There will be some reorganising, too.

Links

There are literally hundreds of links on the website, many of them to other websites over which we have no control, resulting in a fair number of broken links. We know how these can erode website visitors' confidence in the quality of the site as a whole. So we will fix these before migrating the site; and run regular checks once the new site is up and running to minimise the problem in the future.

Migration

New HTML; New CSS; New Responsive Design

The existing website was hand-coded in an unholy mixture of several different versions of HTML 4, lots of HTML-coded tables (nowadays frowned on), and occasionally some CSS 2. Back in 2003 quite a lot of people were still using PCs or laptops with what today would be thought of as low-resolution screens, such as 800 x 600 or even 640 x 480 pixels. The i-phone was still four years away. Nearly all websites were designed in a "one-size fits all" way, with a standard pixel width. And this one was no exception.

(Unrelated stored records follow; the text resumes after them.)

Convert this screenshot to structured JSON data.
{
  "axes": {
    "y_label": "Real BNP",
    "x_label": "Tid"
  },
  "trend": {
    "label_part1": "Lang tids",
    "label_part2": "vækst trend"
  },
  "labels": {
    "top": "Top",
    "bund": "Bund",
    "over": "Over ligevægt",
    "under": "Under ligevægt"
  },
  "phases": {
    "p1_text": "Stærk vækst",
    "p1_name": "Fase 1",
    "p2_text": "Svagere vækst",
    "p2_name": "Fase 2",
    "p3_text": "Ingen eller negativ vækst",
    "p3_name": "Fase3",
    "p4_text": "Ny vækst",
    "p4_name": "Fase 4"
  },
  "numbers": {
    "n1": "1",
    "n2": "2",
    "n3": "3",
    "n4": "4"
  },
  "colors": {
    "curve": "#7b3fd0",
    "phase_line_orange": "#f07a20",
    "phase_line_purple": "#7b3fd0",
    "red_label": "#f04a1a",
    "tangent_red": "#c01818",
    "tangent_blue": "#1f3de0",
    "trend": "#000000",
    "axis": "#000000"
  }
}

Today of course you can view websites on a very wide variety of different devices, from smartphones to desktop PCs with widescreen displays. The updated website will therefore join the modern trend towards "responsive design", which refers to website pages being able to adapt themselves to the screen size, and other characteristics, of the device they are being viewed on. The pages will be built with recent versions of HTML and CSS (versions 5 and 3, respectively) which have features specifically designed to enable this sort of adaptablility. At this stage it's impossible to say exactly what screen sizes we will cater for, but eventually it will certainly be more flexible than before. (Which sets the bar intentionally low!)

Converting the website coding to these new versions of HTML and CSS will probably be a nightmare, but worth it. Fortunately there are plenty of software tools on the web to help ease the pain.

New Platform

The existing website runs on a Microsoft Windows web server, uses a server-side scripting language called ASP, and has some databases written in Microsoft Access. This set of basically Microsoft technologies is considered by many to be inferior to a competitive set, based on "open-source" technologies. These comprise the Apache web server (and close relatives), PHP server-side scripting language, and MySQL databases. About four times as many websites are hosted on Apache servers compared to Microsoft ones, which brings advantages, apart from anything else, in getting support. If you're using the open-source technologies and need help, you're likely to get quicker answers to any problems you might post on the internet, because there are many more experts on the open-source technologies than on the Microsoft ones,

Drupal

As well as switching the Community Site to a more popular set of open-source web technologies. We will also probably be switching to "Drupal", a website-building/supporting environment which runs ON the open-source stuff already mentioned. To quote Wikipedia, "Drupal is a free and open-source content-management framework written in PHP". Using Drupal will enable village organisations to easily submit their own content to the website and edit it. It should also allow us to include other new features, notably a discussion board, using facilities that "come with" Drupal.

Latest update: 1 June 2017.

A Timecheck

Any very observant visitors who have glanced through this page before may notice that the target dates all seem to have slipped by a couple of years. Yes, they have, but we'll try to keep to the new targets!